Microsoft Selects Exent Technologies as Worldwide Digital Distribution Partner for PC Games
One of the major problems the games industry has had to deal with is the issue of piracy. Unlike other physical goods, the nature of the software allows itself to be copied and duplicated perfectly and cheaply. In order to protect things from being copied, various techniques were developed to discourage duplication, but as anyone can tell you, for evey ingenious copy protection scheme written, there were hundreds of programmers ready and waiting to break it. Some even took it as a challenge to crack the "unbreakable".
This went on for the last 20 years or so, until the use of the internet became widespread. It started off slowly, with third-party companies offering use of servers and proprietary connection protocols to connect players up, and eventually subscription based online games like Ultima Online and Everquest grabbed the attention of gamers.
Massively Multiplayer Online Games are great revenue generators -- people have to pay to play, and they can count on the revenue being mostly constant.
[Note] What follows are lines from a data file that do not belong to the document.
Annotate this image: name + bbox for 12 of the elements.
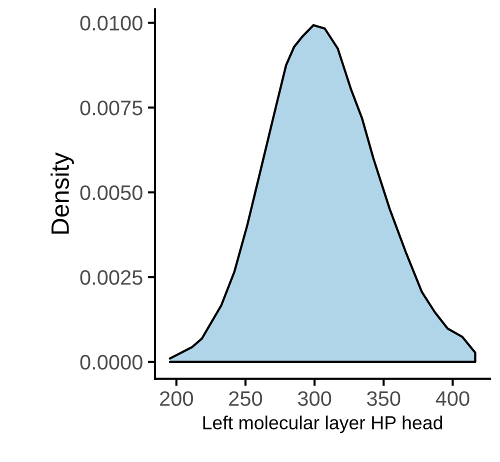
y-tick-label: 0.0025 — [80, 270, 142, 285]
y-axis-title: Density — [50, 152, 74, 234]
y-tick-label: 0.0000 — [80, 354, 142, 370]
y-tick-label: 0.0075 — [80, 100, 142, 116]
x-tick-label: 400 — [436, 391, 470, 406]
x-tick-label: 200 — [160, 391, 193, 406]
y-tick-label: 0.0050 — [80, 185, 142, 200]
y-tick-label: 0.0100 — [80, 16, 142, 31]
x-tick-label: 250 — [229, 391, 262, 406]
x-tick-label: 300 — [298, 391, 332, 406]
x-tick-label: 350 — [367, 391, 400, 406]
x-axis-title: Left molecular layer HP head — [203, 416, 442, 434]
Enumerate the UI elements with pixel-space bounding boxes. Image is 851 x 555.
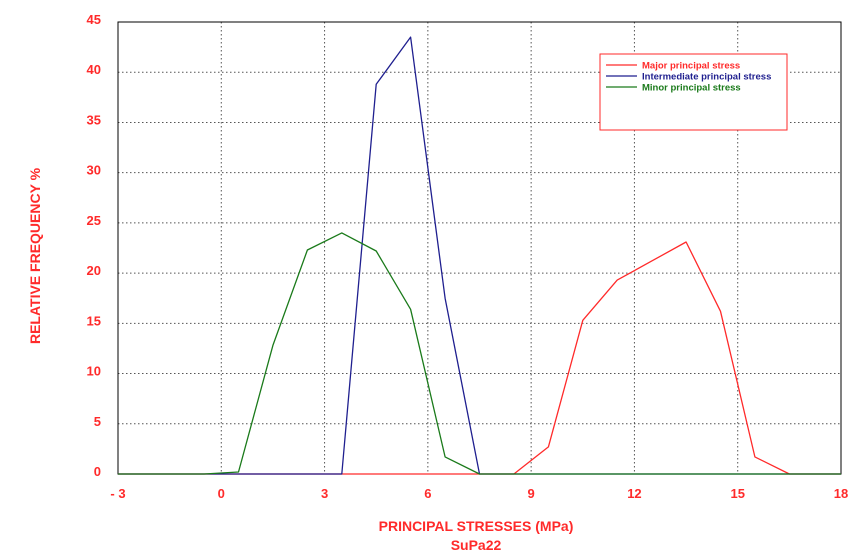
y-tick-label: 0: [94, 464, 101, 479]
y-tick-label: 10: [87, 364, 101, 379]
legend-label: Major principal stress: [642, 61, 740, 72]
grid: [118, 22, 841, 474]
y-tick-label: 5: [94, 414, 101, 429]
y-tick-label: 25: [87, 213, 101, 228]
y-tick-label: 20: [87, 263, 101, 278]
y-axis-title: RELATIVE FREQUENCY %: [27, 167, 43, 344]
x-tick-label: 0: [218, 486, 225, 501]
chart-subtitle: SuPa22: [451, 537, 502, 553]
y-tick-label: 30: [87, 163, 101, 178]
y-tick-label: 40: [87, 62, 101, 77]
x-tick-label: 9: [528, 486, 535, 501]
legend-label: Minor principal stress: [642, 83, 741, 94]
legend-box: [599, 53, 788, 131]
x-axis-title: PRINCIPAL STRESSES (MPa): [379, 518, 574, 534]
series-group: [118, 36, 841, 475]
y-tick-label: 45: [87, 12, 101, 27]
x-tick-label: 15: [730, 486, 744, 501]
y-tick-label: 15: [87, 313, 101, 328]
series-line-3: [118, 232, 841, 475]
x-tick-label: 3: [321, 486, 328, 501]
x-tick-labels: - 3 0 3 6 9 12 15 18: [110, 486, 848, 501]
y-tick-label: 35: [87, 112, 101, 127]
series-line-1: [118, 241, 841, 475]
legend-label: Intermediate principal stress: [642, 72, 771, 83]
x-tick-label: 18: [834, 486, 848, 501]
x-tick-label: - 3: [110, 486, 125, 501]
x-tick-label: 12: [627, 486, 641, 501]
y-tick-labels: 0 5 10 15 20 25 30 35 40 45: [87, 12, 101, 479]
x-tick-label: 6: [424, 486, 431, 501]
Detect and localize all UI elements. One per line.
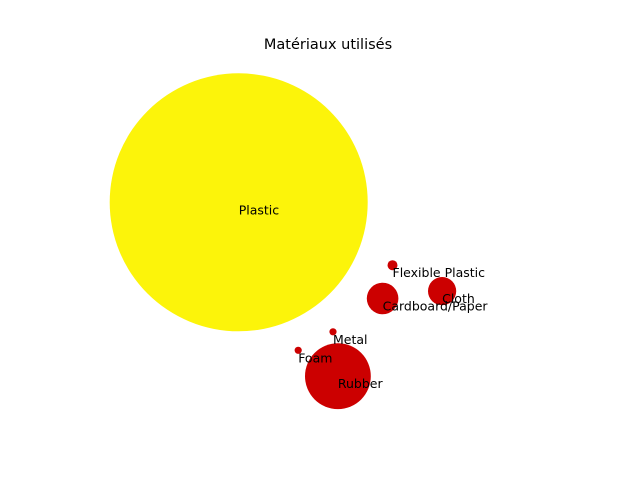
label-flexible-plastic: Flexible Plastic bbox=[393, 265, 486, 280]
label-foam: Foam bbox=[298, 350, 332, 365]
chart-title: Matériaux utilisés bbox=[264, 37, 392, 53]
bubble-plastic bbox=[109, 73, 368, 332]
bubble-metal bbox=[329, 328, 337, 336]
label-metal: Metal bbox=[333, 332, 368, 347]
bubble-cloth bbox=[428, 277, 457, 306]
bubble-foam bbox=[294, 346, 302, 354]
label-cloth: Cloth bbox=[442, 291, 475, 306]
label-plastic: Plastic bbox=[239, 202, 280, 217]
bubble-cardboard-paper bbox=[366, 282, 399, 315]
label-layer: Plastic Flexible Plastic ClothCardboard/Pa… bbox=[239, 202, 489, 391]
label-rubber: Rubber bbox=[338, 376, 384, 391]
bubble-flexible-plastic bbox=[387, 260, 398, 271]
bubble-rubber bbox=[305, 343, 371, 410]
bubble-layer bbox=[109, 73, 457, 410]
label-cardboard-paper: Cardboard/Paper bbox=[383, 299, 489, 314]
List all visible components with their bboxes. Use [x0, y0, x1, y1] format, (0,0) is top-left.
It's a good way for the publisher to get most of the money while cutting out the middleman. The downfall of this particular model is that a lot more content is required to make sure that gamers feel they are getting their money's worth of gameplay.
There is an increasing divide between Publishers and Game Developers these days, publishers feel games are too expensive and risky to develop while game developers feel publishers take too much of the profits from the success of the game. Now the trend is for small studios to attempt to cut the publisher out entirely by having online purchases of their game via direct download. Valve, the studio behind the very successful Half-Life series of games created STEAM, an online distribution (and authetication) system for their games.
Which brings us to Microsoft's latest announcement of using Exent to do online distribution of their games (or to be more specific, of their old discount bin games). Microsoft is big enough to do their own publishing of games, so why go this route? It's simply cheaper. There's no excess inventory of games, no need to print game materials or press CDs, and there's no need for the customer to go into the store and purchase the game. It's an ingenious move for games that are already retailing for below the $20 mark in stores.
I think that the traditional distribution system of stores (an absurdly large percentage of game sales comes from Wal-Wart) will continue for quite some time, but as broadband cost decreases (I mean think about it -- the bandwidth equivalent of the DSL line you've got running into your home for $25 a month would have been $200+ a month 10 years ago), distribution of things online will increase and eventually be the way one gets their games.